On the walls of their school, they painted dreams of peace, their brushstrokes and illustrations expressions of emotions they would otherwise not be able to voice.

To help them cope with the present and overcome the trauma they have been through, Taylor’s Community initiated a mural painting project on 11th March 2019 for the Rohingya refugees studying in Rainbow of Love (Pelangi Kasih) school.

Hanif Mahpa, a teacher in the school says the project thought the students to be patient while boosting up their confidence level. “Over some small conversations with the students who was painting the wall, they have mentioned that they gained new experience and proud that they hand-painted a part of their school’s wall. The students are so happy that they can express themselves this way. They have enjoyed painting a lot,” he shared.

Rohingya face official and social discrimination in predominantly Buddhist Myanmar, which denies most of them citizenship and basic rights because they are looked on as immigrants from Bangladesh, even though many of them settled in Myanmar generations ago. Dire conditions led more than 200,000 to flee the country between 2012 and 2015.

The project was directed by art curator, Lienne Loy, a graduate in Fine Arts from The School of the Art Institute of Chicago. “The process of art making has a very therapeutic element that can allow for those who practice it to really express themselves, their emotions, as well as their inner self. In a way that can really help to relieve stress and anxiety and later on, address any suppressed issues that are difficult to surface.
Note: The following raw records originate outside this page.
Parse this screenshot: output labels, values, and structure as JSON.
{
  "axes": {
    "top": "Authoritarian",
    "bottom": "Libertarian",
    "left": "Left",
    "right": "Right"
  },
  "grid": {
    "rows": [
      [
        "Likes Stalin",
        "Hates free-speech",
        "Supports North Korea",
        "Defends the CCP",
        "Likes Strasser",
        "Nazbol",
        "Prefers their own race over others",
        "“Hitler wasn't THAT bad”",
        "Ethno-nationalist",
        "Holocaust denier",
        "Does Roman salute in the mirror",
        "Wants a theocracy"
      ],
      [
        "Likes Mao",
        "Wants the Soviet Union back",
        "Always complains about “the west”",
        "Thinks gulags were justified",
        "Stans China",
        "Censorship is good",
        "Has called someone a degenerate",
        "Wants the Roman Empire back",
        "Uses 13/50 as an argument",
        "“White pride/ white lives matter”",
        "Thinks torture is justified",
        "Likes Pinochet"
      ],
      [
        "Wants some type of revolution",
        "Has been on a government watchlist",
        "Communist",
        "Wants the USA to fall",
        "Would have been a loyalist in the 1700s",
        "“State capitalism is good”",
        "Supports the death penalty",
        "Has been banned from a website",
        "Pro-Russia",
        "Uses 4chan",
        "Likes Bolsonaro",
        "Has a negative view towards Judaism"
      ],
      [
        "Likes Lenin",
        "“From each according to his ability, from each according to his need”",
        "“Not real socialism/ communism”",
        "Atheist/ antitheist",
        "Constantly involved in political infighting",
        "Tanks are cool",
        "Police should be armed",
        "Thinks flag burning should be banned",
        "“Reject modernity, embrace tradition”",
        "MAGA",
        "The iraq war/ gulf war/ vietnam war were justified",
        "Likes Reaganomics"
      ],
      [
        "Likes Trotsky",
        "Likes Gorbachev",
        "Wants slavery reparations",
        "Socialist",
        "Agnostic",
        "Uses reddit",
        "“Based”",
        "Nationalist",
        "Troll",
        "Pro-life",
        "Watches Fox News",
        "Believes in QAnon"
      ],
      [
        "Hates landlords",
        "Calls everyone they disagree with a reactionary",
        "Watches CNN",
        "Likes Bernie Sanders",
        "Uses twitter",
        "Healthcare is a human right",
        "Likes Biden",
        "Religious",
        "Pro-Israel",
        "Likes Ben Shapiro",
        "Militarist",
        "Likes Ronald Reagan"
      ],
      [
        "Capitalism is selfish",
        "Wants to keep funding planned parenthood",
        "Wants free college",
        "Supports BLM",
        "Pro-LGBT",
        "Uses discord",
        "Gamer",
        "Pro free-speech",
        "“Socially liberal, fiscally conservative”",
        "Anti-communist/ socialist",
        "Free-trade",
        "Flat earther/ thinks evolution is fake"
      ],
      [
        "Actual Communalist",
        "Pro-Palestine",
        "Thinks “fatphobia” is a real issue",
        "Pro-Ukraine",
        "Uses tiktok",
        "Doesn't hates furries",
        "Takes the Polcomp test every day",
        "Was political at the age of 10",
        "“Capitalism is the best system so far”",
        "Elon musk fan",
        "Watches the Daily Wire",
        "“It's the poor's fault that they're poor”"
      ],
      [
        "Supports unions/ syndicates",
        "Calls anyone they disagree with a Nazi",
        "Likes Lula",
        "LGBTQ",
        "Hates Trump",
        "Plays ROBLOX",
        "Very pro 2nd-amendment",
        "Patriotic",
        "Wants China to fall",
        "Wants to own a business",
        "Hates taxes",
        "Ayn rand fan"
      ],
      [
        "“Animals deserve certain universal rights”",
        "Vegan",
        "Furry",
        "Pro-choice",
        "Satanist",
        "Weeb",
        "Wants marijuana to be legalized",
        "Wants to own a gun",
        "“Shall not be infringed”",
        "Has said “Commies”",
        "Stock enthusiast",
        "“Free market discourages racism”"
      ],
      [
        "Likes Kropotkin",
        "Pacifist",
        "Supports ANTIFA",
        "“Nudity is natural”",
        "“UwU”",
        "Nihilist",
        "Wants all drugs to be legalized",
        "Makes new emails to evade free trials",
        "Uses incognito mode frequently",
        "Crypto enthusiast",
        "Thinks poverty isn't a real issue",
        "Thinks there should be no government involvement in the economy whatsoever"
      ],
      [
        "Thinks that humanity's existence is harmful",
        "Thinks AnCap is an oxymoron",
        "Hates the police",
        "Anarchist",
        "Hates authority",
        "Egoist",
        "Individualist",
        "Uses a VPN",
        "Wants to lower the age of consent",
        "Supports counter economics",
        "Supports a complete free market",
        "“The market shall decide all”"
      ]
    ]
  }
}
For children, especially refugees, who live under the burden of their displacement and who are exposed to the stress and anxiety of the uncertainty of their home, it’s important to have them take part in activity that allows them to improve those conditions and hopefully help them to cope,” Lienne explains.


She hopes that the project imparts some sense of pride and happiness in creating something beautiful and increases their self-esteem. “The mural has already changed the space and I hope that it continues to do so in a positive way, invigorating both the school as well as the students that walk by it everyday, to empower them with the confidence and reassurance that with effort and team work, something like a wall mural is actually possible to realise,” she added.

The direct involvement by the students has created a much deeper impact within them as it has both short-term and long-term therapeutic benefits for them. For children forced to start life over at such a young and formative age within a restrictive environment, art projects provide a creative outlet to express themselves and help discover who they really are.